Updates

EPIC-Led Group of Law and Technology Experts Urges Ninth Circuit to Rule that Social Media Companies’ Addictive Technology Is Not Protected Expression

March 7, 2025

On March 6, 2025, EPIC, the Tech Justice Law Project, and a group of eighteen law and technology scholars and practitioners—many of whom are EPIC Advisory Board members—submitted an amicus brief in NetChoice v. Bonta arguing that the government can constitutionally regulate addictive social media design features. The brief urges the Ninth Circuit to affirm a lower court ruling that California’s Protecting Our Kids from Social Media Addiction Act (SB 976) does not unconstitutionally burden speech. The lower court judge drew heavily from EPIC’s district court amicus brief.

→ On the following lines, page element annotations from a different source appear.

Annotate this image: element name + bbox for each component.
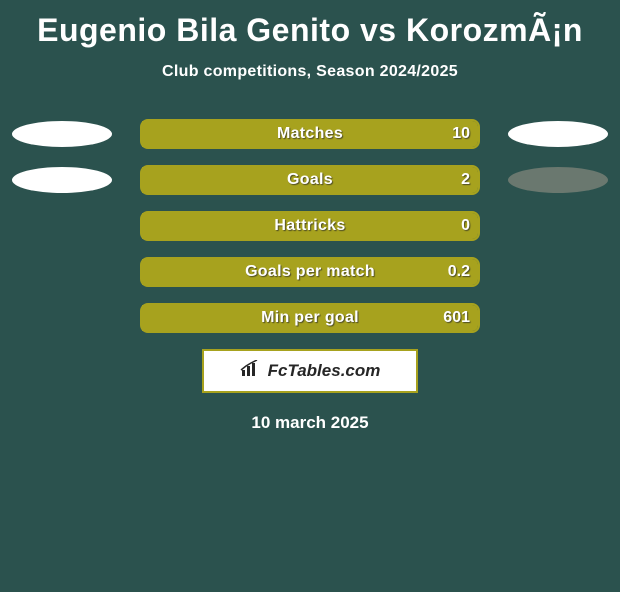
bar-chart-icon xyxy=(240,360,262,383)
stat-row: Goals 2 xyxy=(0,165,620,195)
left-marker-ellipse xyxy=(12,167,112,193)
bar-value: 0 xyxy=(420,211,470,241)
bar-value: 0.2 xyxy=(420,257,470,287)
bar-value: 10 xyxy=(420,119,470,149)
right-marker-ellipse xyxy=(508,167,608,193)
bar-value: 2 xyxy=(420,165,470,195)
fctables-logo[interactable]: FcTables.com xyxy=(202,349,418,393)
stat-row: Hattricks 0 xyxy=(0,211,620,241)
stat-row: Goals per match 0.2 xyxy=(0,257,620,287)
subtitle: Club competitions, Season 2024/2025 xyxy=(0,63,620,81)
generated-date: 10 march 2025 xyxy=(0,413,620,433)
stats-bars: Matches 10 Goals 2 Hattricks 0 Goals per… xyxy=(0,119,620,333)
stat-row: Matches 10 xyxy=(0,119,620,149)
bar-value: 601 xyxy=(420,303,470,333)
stat-row: Min per goal 601 xyxy=(0,303,620,333)
left-marker-ellipse xyxy=(12,121,112,147)
logo-text: FcTables.com xyxy=(268,361,381,381)
right-marker-ellipse xyxy=(508,121,608,147)
page-title: Eugenio Bila Genito vs KorozmÃ¡n xyxy=(0,12,620,49)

California passed SB 976 to protect minors from “addictive feeds,” which surveil users’ behavior to manipulate them into staying on the platform. This addictive design practice boosts the companies’ revenues by maximizing the number of ads users see but invades users’ privacy, reduces their control over their online experience, and leads to mental and physical harms in minors.

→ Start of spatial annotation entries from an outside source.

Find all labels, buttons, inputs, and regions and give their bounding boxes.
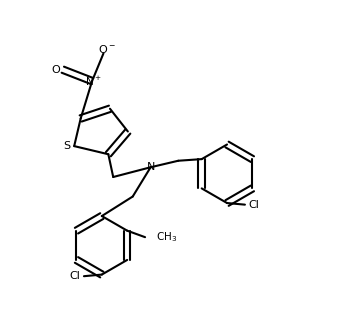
Text: CH$_3$: CH$_3$ — [156, 230, 178, 244]
Text: Cl: Cl — [248, 200, 259, 210]
Text: N: N — [146, 162, 155, 172]
Text: $\mathrm{N}^+$: $\mathrm{N}^+$ — [85, 74, 102, 88]
Text: $\mathrm{O}^-$: $\mathrm{O}^-$ — [98, 43, 116, 54]
Text: S: S — [63, 141, 70, 151]
Text: O: O — [51, 65, 60, 75]
Text: Cl: Cl — [70, 271, 81, 281]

NetChoice sued to enjoin enforcement of SB 976, claiming, among other things, that the law is unconstitutional because providing addictive feeds is an expressive act protected by the First Amendment. The district court judge rejected NetChoice’s arguments about the addictive feeds portion of the bill. NetChoice is seeking to revive the addictive feeds claim on appeal in the Ninth Circuit.

The EPIC-led amicus brief explains that NetChoice should lose its appeal for two primary reasons.

First, the EPIC-led group points out that NetChoice misconstrues the Supreme Court’s recent decision in Moody v. NetChoice. That decision suggested only that social media companies’ content moderation decisions may be protected speech. The Court actually rejected NetChoice’s proposed rule—that all feed generation activities are expressive—by requiring courts to determine whether the specific activity regulated by the law is expressive. The Court explicitly questioned whether the activity regulated by SB 976—algorithmic feed generation that responds solely to users’ behavior—is expressive.

Second, the EPIC-led group argues that companies’ use of surveillance profiling to generate feeds is not expressive because it has nothing in common with examples of protected editorial discretion. Instead, surveillance profiling for feed generation is more like the functional activities courts have recognized may occur alongside expression. Thus, regulating surveillance profiling does not implicate the First Amendment, and even if it did, it should receive, and pass, a lower level of judicial scrutiny.

In the district court, Judge Davila agreed with EPIC that regulating addictive feeds does not clearly impact companies’ expression in any way. The judge wrote that, “[w]hen it comes to feeds that recommend posts based solely on prior user activity, there is no apparent message being conveyed.” NetChoice’s arguments to the contrary were unpersuasive, in large part because NetChoice provided few facts to back them up.

EPIC regularly submits amicus briefs in cases involving the intersection of privacy, kids’ safety, and First Amendment rights. EPIC advocates for platform accountability and governance policies that protect the speech, privacy, anti-discrimination, and safety rights of internet users.